The recognition module reads text only once, with feature extraction, but sends words containing suspect or reject characters to a checker, together with its first and second guesses for unsure characters. The checker tries to find solutions based only on those characters. It also tries to repair other typical OCR faults (e.g. di9its embedded in words) and will flag all non-dictionary words it was unable to solve. Recommended e.g. when a Language dictionary is available and the texts are mono-lingual and liable to contain normal language (if not, a User dictionary could be employed). - Level 3: BALANCED without checking.
Two-pass recognition. During the first pass with feature extraction, the program builds up a library of sample characters and ligatured character pairs from the page, whose recognition was very sure. During the second reading pass it stops on all reject and unsure characters, consults its library and uses pattern matching to try and find solutions. That’s why the second pass is not very useful for pages with very little text – the library is too small. Recommended for multi-lingual documents or when a checker is not available. - Level 4: BALANCED with checking.
Two-pass recognition. Reading is a combination of the two processes used in levels 2 and 3. More accurate but processing will take more time. - Level 5: ACCURATE with checking compulsory.
Most accurate but slowest. Designed for use on very degraded mono-lingual documents or when maximum accuracy is very important. It involves two-pass recognition with Adaptive Cell Analysis.
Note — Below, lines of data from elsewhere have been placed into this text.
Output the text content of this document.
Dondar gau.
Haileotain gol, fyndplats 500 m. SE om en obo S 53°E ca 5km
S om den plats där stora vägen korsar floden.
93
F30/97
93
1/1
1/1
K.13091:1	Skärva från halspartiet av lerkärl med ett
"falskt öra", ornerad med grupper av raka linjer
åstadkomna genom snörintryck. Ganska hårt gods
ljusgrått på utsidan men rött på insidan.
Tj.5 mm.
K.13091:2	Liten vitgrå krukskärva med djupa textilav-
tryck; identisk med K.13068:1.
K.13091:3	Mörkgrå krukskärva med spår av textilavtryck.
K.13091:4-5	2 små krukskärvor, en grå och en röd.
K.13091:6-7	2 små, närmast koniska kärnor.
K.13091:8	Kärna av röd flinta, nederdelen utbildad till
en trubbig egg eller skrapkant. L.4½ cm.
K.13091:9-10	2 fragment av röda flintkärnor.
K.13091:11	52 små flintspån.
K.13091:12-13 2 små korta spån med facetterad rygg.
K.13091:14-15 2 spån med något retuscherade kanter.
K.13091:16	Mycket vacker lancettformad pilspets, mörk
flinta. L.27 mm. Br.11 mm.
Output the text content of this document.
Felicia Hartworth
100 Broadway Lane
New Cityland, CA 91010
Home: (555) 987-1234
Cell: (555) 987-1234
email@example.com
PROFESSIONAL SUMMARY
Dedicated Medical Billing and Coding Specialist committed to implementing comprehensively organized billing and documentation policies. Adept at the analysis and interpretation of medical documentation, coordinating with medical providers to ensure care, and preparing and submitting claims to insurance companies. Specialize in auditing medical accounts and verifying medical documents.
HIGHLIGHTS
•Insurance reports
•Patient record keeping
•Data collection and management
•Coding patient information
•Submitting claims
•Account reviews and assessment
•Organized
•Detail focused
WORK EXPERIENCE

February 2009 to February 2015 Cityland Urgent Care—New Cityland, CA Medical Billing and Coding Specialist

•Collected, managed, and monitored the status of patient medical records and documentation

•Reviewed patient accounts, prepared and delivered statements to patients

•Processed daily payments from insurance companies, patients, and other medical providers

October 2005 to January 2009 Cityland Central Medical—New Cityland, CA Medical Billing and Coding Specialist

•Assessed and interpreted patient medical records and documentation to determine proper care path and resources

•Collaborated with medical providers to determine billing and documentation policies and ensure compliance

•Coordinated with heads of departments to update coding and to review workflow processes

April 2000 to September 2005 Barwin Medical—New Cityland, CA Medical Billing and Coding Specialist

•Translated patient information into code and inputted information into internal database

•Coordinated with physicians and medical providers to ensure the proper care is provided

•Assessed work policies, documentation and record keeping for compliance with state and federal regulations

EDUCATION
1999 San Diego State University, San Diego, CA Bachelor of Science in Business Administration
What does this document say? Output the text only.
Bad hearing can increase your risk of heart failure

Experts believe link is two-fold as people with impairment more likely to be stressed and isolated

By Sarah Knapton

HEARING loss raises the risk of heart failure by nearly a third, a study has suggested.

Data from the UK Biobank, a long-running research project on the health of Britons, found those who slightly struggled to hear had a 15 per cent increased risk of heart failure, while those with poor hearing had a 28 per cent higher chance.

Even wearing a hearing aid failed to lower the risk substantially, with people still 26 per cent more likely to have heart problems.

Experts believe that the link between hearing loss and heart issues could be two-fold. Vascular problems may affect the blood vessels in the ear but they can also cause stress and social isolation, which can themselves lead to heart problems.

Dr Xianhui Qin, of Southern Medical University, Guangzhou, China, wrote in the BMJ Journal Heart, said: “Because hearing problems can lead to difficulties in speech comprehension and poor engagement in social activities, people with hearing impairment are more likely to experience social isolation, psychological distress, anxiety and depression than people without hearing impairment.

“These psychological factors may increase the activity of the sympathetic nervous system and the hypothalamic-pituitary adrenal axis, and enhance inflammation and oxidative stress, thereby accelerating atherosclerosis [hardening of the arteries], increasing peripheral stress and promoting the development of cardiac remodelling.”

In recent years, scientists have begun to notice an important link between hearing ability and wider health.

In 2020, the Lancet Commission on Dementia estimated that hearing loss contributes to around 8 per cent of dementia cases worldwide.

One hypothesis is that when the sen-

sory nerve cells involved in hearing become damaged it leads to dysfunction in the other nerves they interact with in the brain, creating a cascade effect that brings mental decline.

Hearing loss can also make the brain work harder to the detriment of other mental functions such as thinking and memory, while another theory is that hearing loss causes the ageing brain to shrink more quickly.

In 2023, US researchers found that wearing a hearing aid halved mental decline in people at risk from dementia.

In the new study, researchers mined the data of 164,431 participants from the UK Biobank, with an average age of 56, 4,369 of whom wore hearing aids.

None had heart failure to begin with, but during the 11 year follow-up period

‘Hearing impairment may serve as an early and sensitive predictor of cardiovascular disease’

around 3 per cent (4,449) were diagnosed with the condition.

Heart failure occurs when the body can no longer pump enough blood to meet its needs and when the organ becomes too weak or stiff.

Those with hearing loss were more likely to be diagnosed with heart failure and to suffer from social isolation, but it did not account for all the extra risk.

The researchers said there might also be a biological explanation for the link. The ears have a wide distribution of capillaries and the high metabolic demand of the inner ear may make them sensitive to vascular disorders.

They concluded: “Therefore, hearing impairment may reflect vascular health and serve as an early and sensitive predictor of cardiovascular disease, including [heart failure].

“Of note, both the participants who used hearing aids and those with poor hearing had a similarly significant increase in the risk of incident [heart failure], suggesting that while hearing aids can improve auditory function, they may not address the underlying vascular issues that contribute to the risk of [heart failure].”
This is used to get a bigger library for the pattern matching: uniformly highly degraded documents typically can’t yield enough surely recognized characters to form a useful library. With ACA recognition, characters with somewhat lower certainty are accepted, provided they fall within words accepted by the checking module. This allows the pattern matching to work more successfully.